A Localized Culture of Welfare: Entitlements, Stratification, and Identity in a Chinese Lineage Village
Author(s): Kwok-shing Chan (Author)
- Publisher: Lexington Books (UK)
- Publication Date: 25 Oct. 2012
- Language: English
- Print length: 236 pages
- ISBN-10: 0739166875
- ISBN-13: 9780739166871
Book Description
This ethnographic study demonstrates that kinship, particularly agnatic kinship, has remained a valuable resource for Pang villagers, enabling them to acquire key welfare entitlements, and to secure a good measure of economic and social well-being. Kinship affiliation has provided and still provides (admittedly differential) access to political patronage and legal entitlements, financial assistance and the substantial benefits of corporate property-holding, physical protection and political leadership, employment, care-giving and support networks, housing needs, old age security, a ritually-imagined community, with a sense of spiritual well-being. Agnatic kinship has been organized as a corporate institution and as a quasi-religious community through which substantial support, protection, and privileged access is provided for villagers. At the same time, reliance on this elaborate “localized culture of welfare” has maintained or reinforced the contours of stratification and inequality among Pang villagers, even as lineage identity has remained largely intact in the face of changing external circumstances.
Editorial Reviews
Review
This is the first full-scale study of lineage communities in post-colonial Hong Kong, written by a young anthropologist who writes with skill and real insight. This book can be read as a sequel to the studies by several British and American anthropologists who studied such communities in the 1960s and 1970s.
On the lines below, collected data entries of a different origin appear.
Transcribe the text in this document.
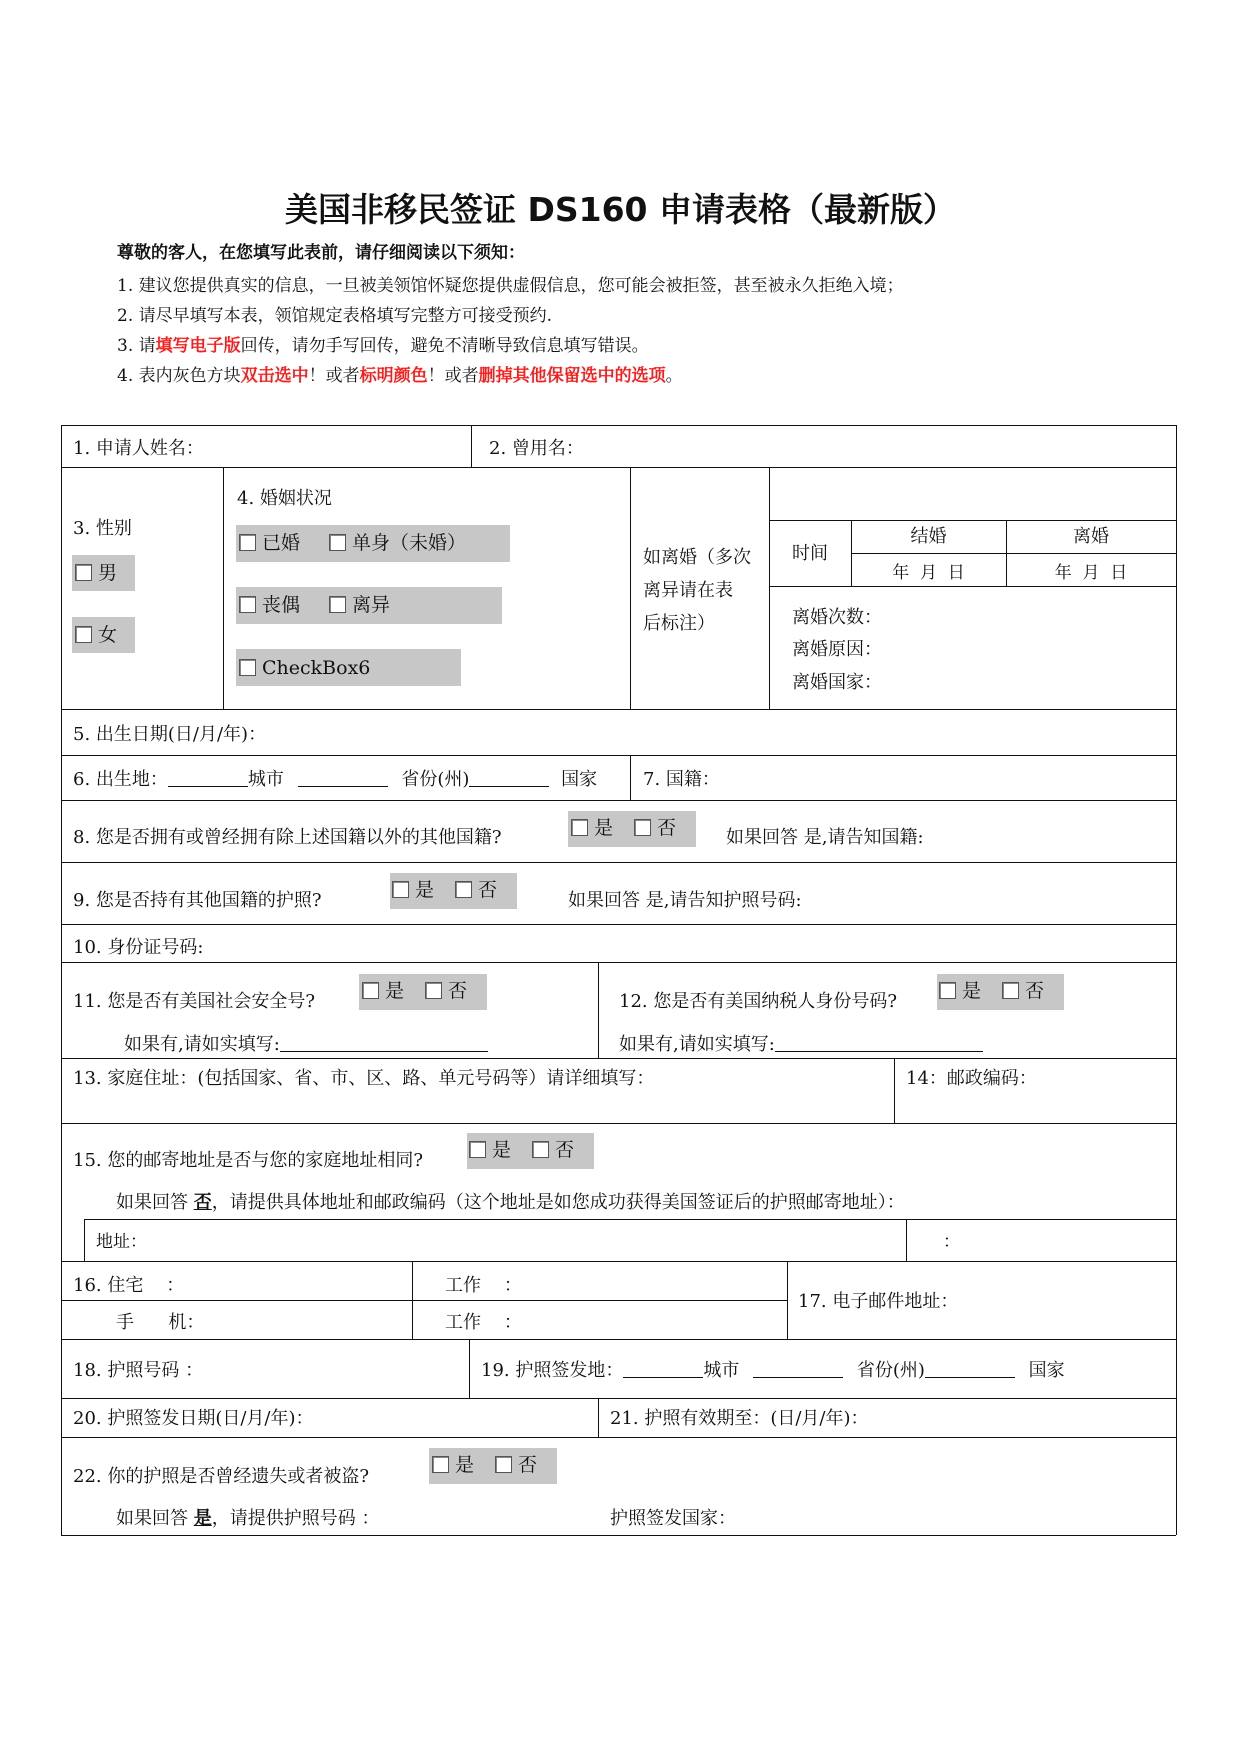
美国非移民签证 DS160 申请表格（最新版）
尊敬的客人，在您填写此表前，请仔细阅读以下须知：
1. 建议您提供真实的信息，一旦被美领馆怀疑您提供虚假信息，您可能会被拒签，甚至被永久拒绝入境；
2. 请尽早填写本表，领馆规定表格填写完整方可接受预约.
3. 请填写电子版回传，请勿手写回传，避免不清晰导致信息填写错误。
4. 表内灰色方块双击选中！或者标明颜色！或者删掉其他保留选中的选项。
1. 申请人姓名：	2. 曾用名：
3. 性别
男
女
4. 婚姻状况
已婚	单身（未婚）
丧偶	离异
CheckBox6
如离婚（多次
离异请在表
后标注）
时间
结婚	离婚
年  月  日	年  月  日
离婚次数：
离婚原因：
离婚国家：
5. 出生日期(日/月/年)：
6. 出生地：	城市	省份(州)	国家	7. 国籍：
8. 您是否拥有或曾经拥有除上述国籍以外的其他国籍?	是	否	如果回答 是,请告知国籍:
9. 您是否持有其他国籍的护照?	是	否	如果回答 是,请告知护照号码:
10. 身份证号码:
11. 您是否有美国社会安全号?	是	否
如果有,请如实填写:
12. 您是否有美国纳税人身份号码?	是	否
如果有,请如实填写:
13. 家庭住址：(包括国家、省、市、区、路、单元号码等）请详细填写：	14：邮政编码：
15. 您的邮寄地址是否与您的家庭地址相同?	是	否
如果回答 否，请提供具体地址和邮政编码（这个地址是如您成功获得美国签证后的护照邮寄地址）：
地址：	：
16. 住宅    ：	工作    ：
手      机：	工作    ：
17. 电子邮件地址：
18. 护照号码 ：	19. 护照签发地：	城市	省份(州)	国家
20. 护照签发日期(日/月/年)：	21. 护照有效期至：(日/月/年)：
22. 你的护照是否曾经遗失或者被盗?
是	否
如果回答 是，请提供护照号码 ：	护照签发国家：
Chan’s book will be of great interest to specialists in anthropology, sociology, Asian studies, and culture studies. It brings the story of Hong Kong’s lineage communities up to the present.
This thesis on welfare and social security in a single-surname community in the New Territories makes an original contribution to the anthropology of Hong Kong, lineage studies, and the anthropology of social security and welfare. Large, single-surname communities have been paradigmatic in the study of Chinese social structure. The author’s understanding of what such a lineage actually does for individuals and how it determines rights, rules, and rituals to deal with everyday personal and political issues gives us a refreshing view of lineages in the modern world. The book reveals that patrilineal kinship continues to be an important factor in shaping life in Hong Kong, serving welfare and social security functions not served by the territory’s minimalist government.
Through a detailed qualitative analysis of localized welfare practices, Chan examines the continued significance of lineage membership to the economic security and welfare of Hong Kong’s lineage villages. … A Localized Culture of Welfare presents a rich ethnography with a series of stories of the lived experiences and everyday practices of welfare provision by various Pang families and their individual members. Chan’s case study offers an example of the ways in which rural and ethnic minority communities in both Hong Kong and China may respond to the gradual retrenchment of the state from welfare provision. This book will be of interest to anthropology students with a focus on Hong Kong and China’s changing sociocultural practices of lineage support, as well as to those examining localized practices of welfare provision.